Lessons Learned from Therapy

horseluv3r

Tourist
I would like to share my experiences with a licensed therapist and their recommendations when it came to zoophilia. I realize that therapy can be expensive. Not every therapist would be accepting of zoophilia, even if they should be. I hope this this will be useful to anyone struggling with their sexuality and unable to talk to a good licensed therapist.

1. Zoophilia is a Valid Sexuality

The DSM-5 classifies zoosexuality as a paraphilia not otherwise specified. It is listed alongside other paraphilias that do not deserve mention alongside zoophilia. Many licensed therapists disagree with this classification and there have been discussions to remove zoosexuality as an example from the DSM unless it interferes with your ability to lead a healthy, active life. My own therapist notes that homosexuality was famously listed as a mental disorder in the DSM until 1974.

There is nothing wrong with you for being sexually attracted to animals.

Is it different? Yes. Everyone is different. Is it inherently harmful or abusive? No. Does it require you to feel shame and disgust? No. If you're in therapy as a zoophile, a lot of time may be devoted to overcoming this.

Society tells us that we are wrong. That we are bad. Illegal. Non-zoophiles will tell you to "get help" and "talk to a therapist" for your zoophilia. Guess what? Any real therapist will respond with support for you, not to try and change you. The harm from being a zoophile comes from the outside bigotry and hatred that we internalize into self-hatred and loathing. That's what a therapist would help you confront.

2. Community is Important

You are already on a zoophilia forum so you are already doing this. Finding other individuals to bond with, make friendships with, and share in your common interests is important. Humans naturally seek connection to others. Even if we are sexually attracted to non-humans it can still be important to find connection with other humans so we know that we are not alone. You are not the only one dealing with this sexuality. You are not isolated in your thoughts, desires, and fantasies.

Being able to freely connect and communicate with other zoophiles allows you to ground yourself within a supportive community. I encourage you to check out other web-sites, books, and podcasts that are pro-zoophile. I will not link them here, but feel free to PM me if you would like recommendations. In my own research I have found non-zoophilic authors that are supportive of zoophiles. It is incredibly validating to read about yourself in a hard cover book from a non-zoophile author stating that your sexuality is valid and not inherently abusive.

3. Ethical Zoophilia Requires Effort

This board does a good job of attempting to ban abusive pornography. On your own and within your own relationships, engaging in zoophilia requires you to be thoughtful. I cannot tell you what is abusive and is not.
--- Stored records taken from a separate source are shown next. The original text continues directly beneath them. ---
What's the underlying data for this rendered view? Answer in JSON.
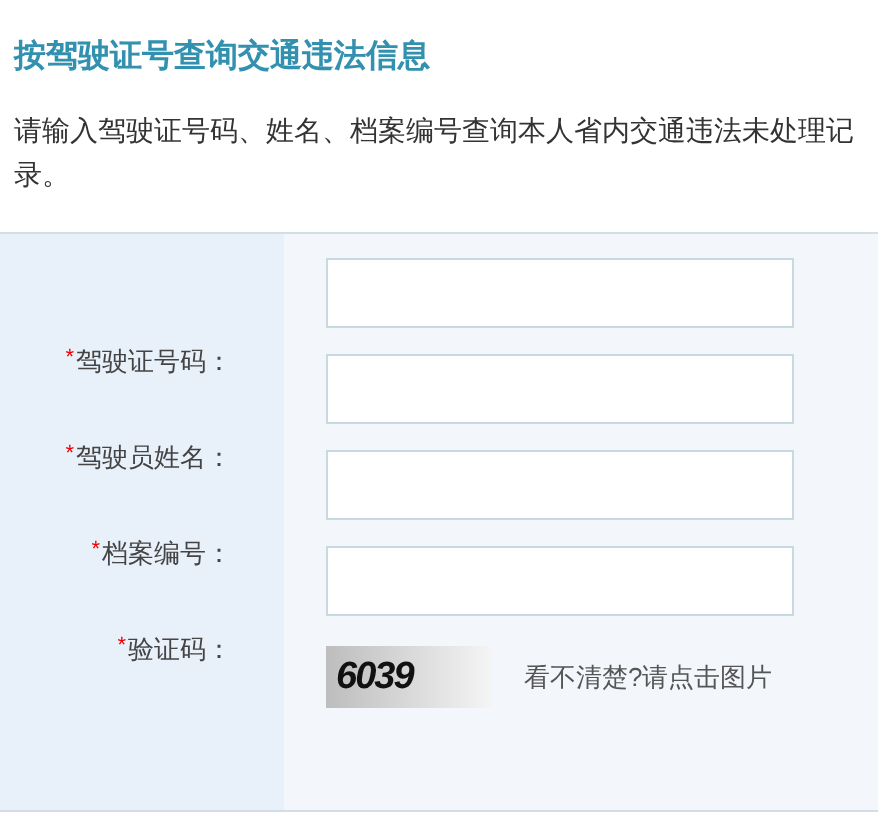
{
  "title": "按驾驶证号查询交通违法信息",
  "description": "请输入驾驶证号码、姓名、档案编号查询本人省内交通违法未处理记录。",
  "form": {
    "fields": [
      {
        "label": "驾驶证号码：",
        "required_mark": "*"
      },
      {
        "label": "驾驶员姓名：",
        "required_mark": "*"
      },
      {
        "label": "档案编号：",
        "required_mark": "*"
      },
      {
        "label": "验证码：",
        "required_mark": "*"
      }
    ],
    "captcha": {
      "code": "6039",
      "hint": "看不清楚?请点击图片"
    }
  }
}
I cannot tell you when your partner is consenting and non-consenting. We can talk about examples, you can read the great how-to guides on this board, but at the end of the day, engaging in ethical zoophilia requires effort on your part.

I have gotten my (very non-zoo) therapist to laugh with me about size differences between myself and a mare. Certainly those kinds of interactions are perhaps very obviously ethical from a power and size difference viewpoint. Other interactions may not be so clearly defined. It is up to you to take responsibility to educate yourself and engage in activities with your partner in a respectful way.

4. Be Smart

Zoophilia is illegal in many parts of the world. Homosexuality is illegal in some parts of the world. Illegality does not equate with immorality, but it does necessitate you being aware of potential repercussions and safety measures you can take to protect yourself and your animal. The most devastating part of anti-zoophilia legislation is that it does not care about the well-being of your animal.

Make no mistake - your animal will be mistreated if you are torn from their life. Impounded. Castrated. Locked in a kennel. Put down. It's devastating but important to think about. What you do to protect yourself is important, sure, but you also need to protect your animal. You have a moral obligation to think about their needs. Relating back to the third point, being ethical here requires effort. It doesn't mean you need to stop or hate yourself, it just means you should be smart and take proper precautions.

If anyone else has had positive experiences with therapy and would like to share what they have learned, please feel free to chime in.
 
Personally, I never mentioned my attraction to animals to my therapist. My issues were related to depression and anxiety in general, as well as my autism.

Would it have been better to mention it to her? Probably.

Did I think the risk was worth doing so? Sadly, no.

Thankfully though, the points you made here are all ones I've already known for a long while, so I probably wouldn't have gotten anything new out of it anyway.
 
A sincere "thank you!" for taking the time and effort to share this with us. I think it takes an incredible amount of bravery to bring this up with a therapist and I am very happy to hear that you have had a positive reaction.
 
It took over a year with regular sessions until I was brave enough to bring it up. I asked him to repeat his mandatory reporting requirements several times. I probably scared him! But the entire experience has been very positive.